Daily Market Reports | Sep 12 2014

By Greg Peel

The Dow closed down 19 points or 0.1% while the S&P closed up 0.1% to 1997 and the Nasdaq rose 0.1%.

The only thing shocking about yesterday’s shock Australian jobs numbers was that anyone was shocked. The 6.1% unemployment rate was unsurprising, given no-one believed 6.4% in July. Indeed, if this were the only supposed surprise we could happily call the July numbers a blip. But there is possibly an issue with the fact the 121,000 jobs added is by far the greatest monthly job addition since the Hydro Electric Scheme started hiring. By a country mile. Economists had pencilled in 15,000. I think there’s really only one conclusion we can draw.

If you want to know how many people are out of work in Australia, don’t bother asking the ABS.

We’ll await the revision. It’s all academic at present anyway, given we appear to be entering into an adjustment phase in Australian financial markets representing anticipation of the first Fed rate rise. The Aussie is down another 0.5% to US$0.9103 today, to mark a 3% fall for the week. From April until this week, the Aussie had been suspended in a 92-94 band.

This is not about commodity prices. The iron ore price started falling months ago and the Aussie held firm. This is about interest rate differentials and the search for yield. Why else would commodity price-related falls in the materials and energy stocks have been accompanied by downward drifts for the banks and telco to boot? And general selling across the big cap names? The usual response to falling commodity prices and thus falling share prices for BHP et al is to switch into the banks and defensives.

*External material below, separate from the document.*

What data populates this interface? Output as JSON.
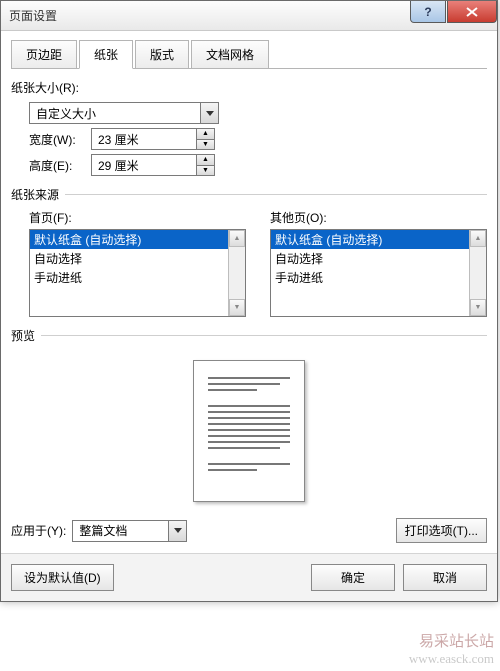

The result season was positive in a nominal sense, indicating the first significant earnings growth since the GFC, but only fair in a relative sense, when compared to PE multiples. Valuations are now consolidating. If the Aussie continues to fall it will act as a dampener for the stock market. If the Fed raises rates in the US it will be taking the first step towards “normalising”. This will then help Australia “normalise” as well. The Aussie will fall to where it should be. Commodity prices will be benign rather than super-cycle driven (as China settles into maturity). The Australian economy will balance out between mining and non-mining. Banks will become boring again.

It just won’t happen quickly or smoothly.

Speaking of boring, Wall Street wobbled its way to a tepid close last night. It was a familiar script, with the Dow being down 84 points as Europe closed before grafting back for the rest of the session. It’s been a week largely devoid of significant US data releases, rather the focus has been on Scotland – where the vote now seems to be swinging the other way – and on GWIII, and no one sells on war anymore. No new news on Ukraine-Russia.

The US data flow nevertheless ramps up again tonight, with retail sales and consumer sentiment, before next week brings a flurry of releases. But it’s all about the Fed statement release on Wednesday night, and that’s all about semantics. Will the words “considerable time” be dropped? Let’s discuss that for another six days.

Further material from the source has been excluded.